-
Notifications
You must be signed in to change notification settings - Fork 804
Description
Hi all, I'd like to suggest some changes to the behaviour around NLM_F_DUMP_INTR and ErrDumpInterrupted.
I read up on the discussion in #1018 on whether or not to make the library automatically retry dumps when the kernel specifies NLM_F_DUMP_INTR, and I have some data to add.

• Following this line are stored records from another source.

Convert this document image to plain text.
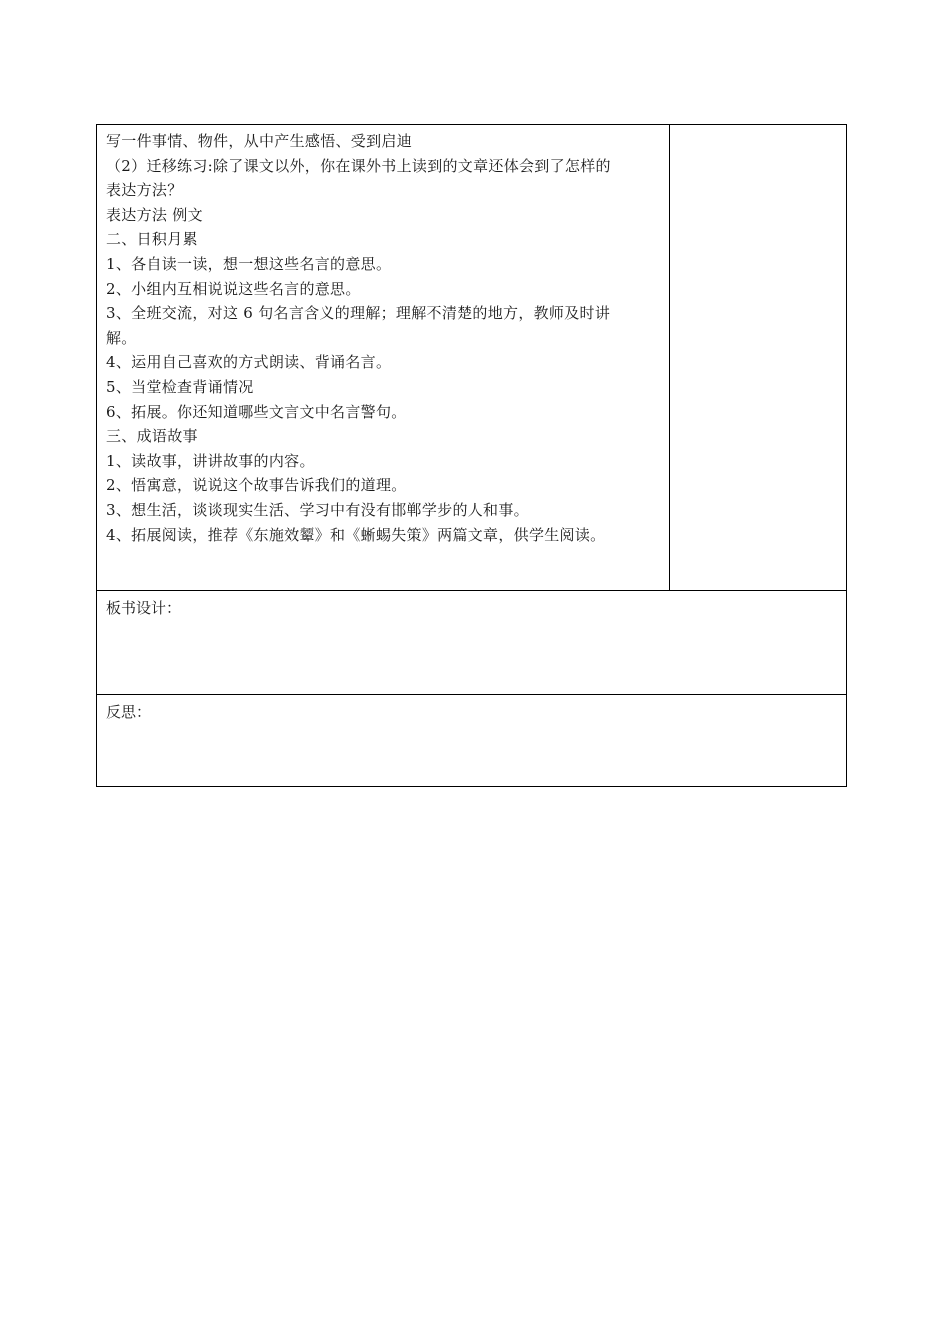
写一件事情、物件，从中产生感悟、受到启迪
（2）迁移练习:除了课文以外，你在课外书上读到的文章还体会到了怎样的
表达方法？
表达方法 例文
二、日积月累
1、各自读一读，想一想这些名言的意思。
2、小组内互相说说这些名言的意思。
3、全班交流，对这 6 句名言含义的理解；理解不清楚的地方，教师及时讲
解。
4、运用自己喜欢的方式朗读、背诵名言。
5、当堂检查背诵情况
6、拓展。你还知道哪些文言文中名言警句。
三、成语故事
1、读故事，讲讲故事的内容。
2、悟寓意，说说这个故事告诉我们的道理。
3、想生活，谈谈现实生活、学习中有没有邯郸学步的人和事。
4、拓展阅读，推荐《东施效颦》和《蜥蜴失策》两篇文章，供学生阅读。

板书设计：

反思：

When 1.3.1 came out, we (Cilium) started seeing ErrDumpInterrupted in every CI run, so we wrapped the library and its whole API surface in a package with a retry mechanism: https://github.com/cilium/cilium/tree/main/pkg/datapath/linux/safenetlink. Looking at the linked PRs in #1018, we were clearly not alone in this, this was a breaking change that took people by surprise. We haven't seen any failures since introducing the wrapper package. It's set to 30 retries, which is generous, but I think we could get away with less, though I have no data to back this up.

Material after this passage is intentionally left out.